Friday, 21 August 2009

Day 28 - Vega de Valcarce to Alto do Poio - 22km

From Vega de Valcarce to O'Cebreiro it is uphill all the way, climbing 700m in 12km. There is a choice of road or track, the former being recommended in wet misty weather and the one I chose because it was precisely that. I set off at about 8 after coffee and biscuits and although the road was steep I made good going. I think by now my legs were pretty fit and going uphill however steeply at a steady pace was no longer so difficult. The road climbed through dripping woods and I caught occasional glimpses of beautiful scenery whenever the mist lifted. It was quite frustrating not to be able to see the view properly. At the back of my mind was a newspaper report I had read some months previously about a full-grown bear that was hit and killed around here by a car. The tune to ''Teddybear's Picnic'' kept running through my mind and I hoped there weren't any about.

The rain continued and because of my exertions I was perspiring so much that my poncho was wet inside and and out, a rather uncomfortable sensation. I stopped in Herrerías for a second coffee break and when I left to continue on the road an old lady stuck her head out of a window and was most insistent that I was going the wrong way and kept pointing up the track. She was getting so upset that I weakly gave in and followed her pointing finger. Underfoot it was now muddy, rocky and very hard going so I was thankful to stop again at another village for a tonic water, unable to face yet another coffee. This place was rather unfriendly as I got shouted at for thoughtlessly coming in still wearing my poncho and was chased by a mop-wielding woman. Galicia is known for its rain so they should have been used to wet pilgrims in that bar, a place to hang wet waterproofs outside would have been useful.

Further on I reached the boundary marker showing that I was entering Galicia. I was hungry by now but the track wound round the mountainside through fields with dripping hedges and there was nowhere to sit, so I stood and ate a sandwich in the rain by the side of the path. A group of elderly tourists were shepherded past me at this point by their two guides. One of the guides told me they were on a day trip and that the clients were dropped off from their coach at different distances along the way according to their walking abilities. A nice idea but a bit amusing to someone who had just walked over 600km...

I reached the top, at the village of O'Cebreiro, shortly after. It looked a small, picturesque spot with little stone cottages, restaurants and shops, rather like the Lake District . Also, like the Lake District in high season, it was heaving with day trippers and school parties wandering around in the perpetual drizzle. I sheltered on a stone wall by the church and ate some cherries (I do like them!) then decided to leave without looking around. I was feeling cold and damp by then as well as tired after the long hard climb and it was another 5.5km to the albergue I was aiming for.
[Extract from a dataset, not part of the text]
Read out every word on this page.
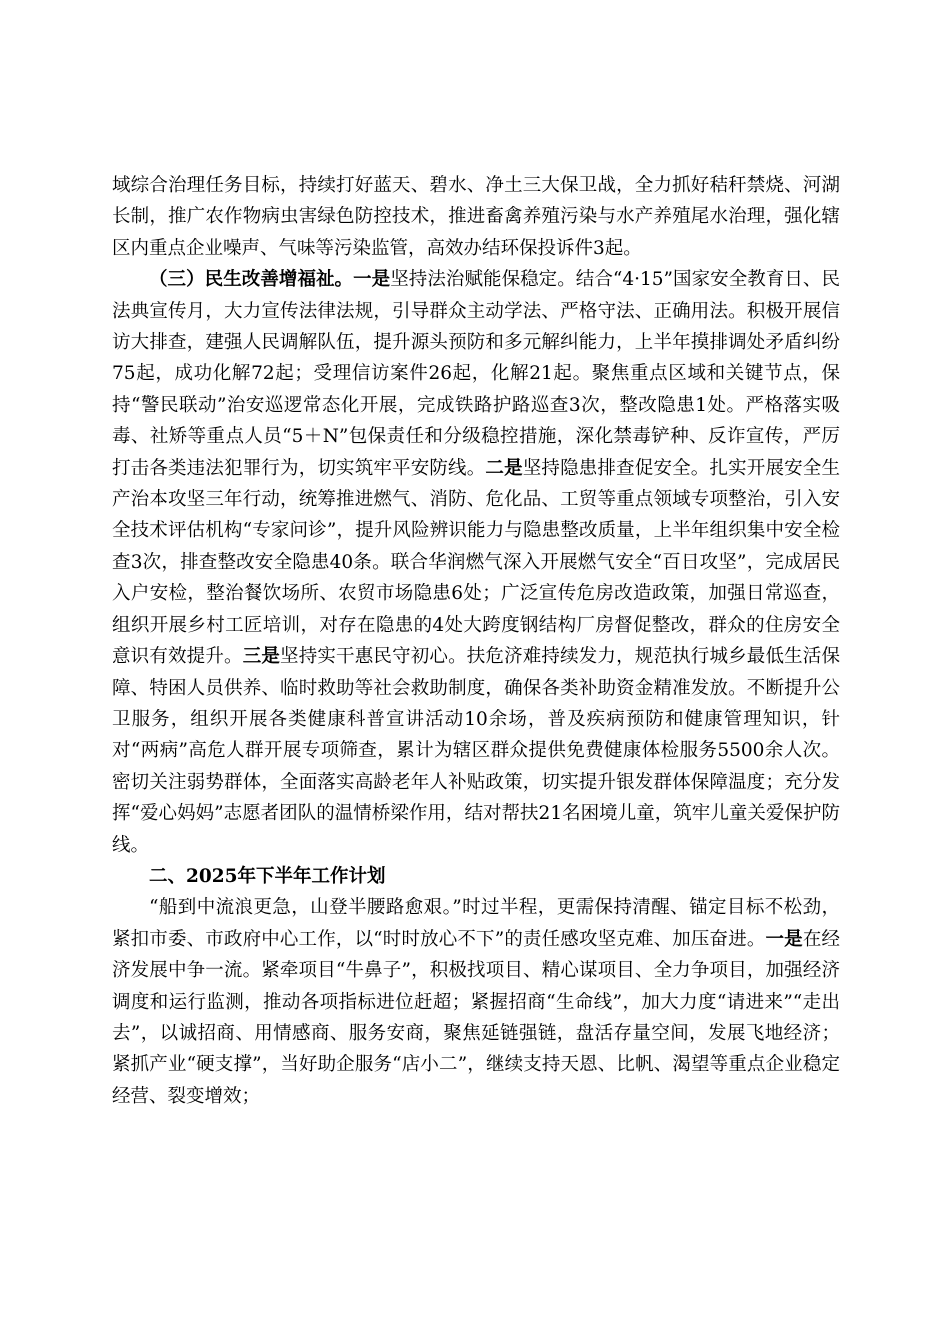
域综合治理任务目标，持续打好蓝天、碧水、净土三大保卫战，全力抓好秸秆禁烧、河湖长制，推广农作物病虫害绿色防控技术，推进畜禽养殖污染与水产养殖尾水治理，强化辖区内重点企业噪声、气味等污染监管，高效办结环保投诉件3起。

（三）民生改善增福祉。一是坚持法治赋能保稳定。结合“4·15”国家安全教育日、民法典宣传月，大力宣传法律法规，引导群众主动学法、严格守法、正确用法。积极开展信访大排查，建强人民调解队伍，提升源头预防和多元解纠能力，上半年摸排调处矛盾纠纷75起，成功化解72起；受理信访案件26起，化解21起。聚焦重点区域和关键节点，保持“警民联动”治安巡逻常态化开展，完成铁路护路巡查3次，整改隐患1处。严格落实吸毒、社矫等重点人员“5＋N”包保责任和分级稳控措施，深化禁毒铲种、反诈宣传，严厉打击各类违法犯罪行为，切实筑牢平安防线。二是坚持隐患排查促安全。扎实开展安全生产治本攻坚三年行动，统筹推进燃气、消防、危化品、工贸等重点领域专项整治，引入安全技术评估机构“专家问诊”，提升风险辨识能力与隐患整改质量，上半年组织集中安全检查3次，排查整改安全隐患40条。联合华润燃气深入开展燃气安全“百日攻坚”，完成居民入户安检，整治餐饮场所、农贸市场隐患6处；广泛宣传危房改造政策，加强日常巡查，组织开展乡村工匠培训，对存在隐患的4处大跨度钢结构厂房督促整改，群众的住房安全意识有效提升。三是坚持实干惠民守初心。扶危济难持续发力，规范执行城乡最低生活保障、特困人员供养、临时救助等社会救助制度，确保各类补助资金精准发放。不断提升公卫服务，组织开展各类健康科普宣讲活动10余场，普及疾病预防和健康管理知识，针对“两病”高危人群开展专项筛查，累计为辖区群众提供免费健康体检服务5500余人次。密切关注弱势群体，全面落实高龄老年人补贴政策，切实提升银发群体保障温度；充分发挥“爱心妈妈”志愿者团队的温情桥梁作用，结对帮扶21名困境儿童，筑牢儿童关爱保护防线。

二、2025年下半年工作计划

“船到中流浪更急，山登半腰路愈艰。”时过半程，更需保持清醒、锚定目标不松劲，紧扣市委、市政府中心工作，以“时时放心不下”的责任感攻坚克难、加压奋进。一是在经济发展中争一流。紧牵项目“牛鼻子”，积极找项目、精心谋项目、全力争项目，加强经济调度和运行监测，推动各项指标进位赶超；紧握招商“生命线”，加大力度“请进来”“走出去”，以诚招商、用情感商、服务安商，聚焦延链强链，盘活存量空间，发展飞地经济；紧抓产业“硬支撑”，当好助企服务“店小二”，继续支持天恩、比帆、渴望等重点企业稳定经营、裂变增效；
The problem was finding my way out of the village. According to my map the route now followed a road, and there were yellow arrows pointing in this direction. At the same time there were also yellow arrows pointing up a track. The whole situation was not helped by the thick mist which now descended, accompanied by wind and continuing drizzle. A couple set off up the track and a lone pilgrim set off down the road, his waterproof snapping smartly in the wind. I decided to go for the road, which was actually more of a highway, but thankfully with very little traffic. The pilgrim ahead of me disappeared very quickly in the mist and after a couple of kilometres downhill I was having serious doubts about whether I was on the right road. I debated going back to O'Cebreiro but couldn't face the long steep hill back up. The mist was still thick despite the wind and visibility was poor, so I hadn't a clue where I was but I decided to keep going.

Thankfully after another kilometre or so I reached Liñares and realised I was on the right road after all, which was an enormous relief. The road climbed after this and I passed a well known and much photographed pilgrim monument which I couldn't see properly because of the mist, so I didn't pause but just carried on, by now on a very muddy track through some woods. When I finally reached Hospital de la Condessa it was a real blow to be told the albergue was closed due to building works. The next one was over 3km away, up a steep hill. I ignored signs showing an off-road track and kept plodding along up the never-ending slope until I finally reached Alto do Poio Pousada. It wasn't an albergue but as well as rooms there was a dorm with some bunk beds in the attic. The arrangements were rather makeshift and there was only one grubby shower/toilet for all but at this point in the proceedings I would have taken anything. They charged 18 euros but this did include an evening meal. My trainers were wet and muddy, my clothes were damp, my rucksack was damp, even my map was damp. I took my trainers off and crawled into my bunk damp clothes and all, pulled up a heavy blanket and was dead to the world for a couple of hours. Dinner was very good, by the way.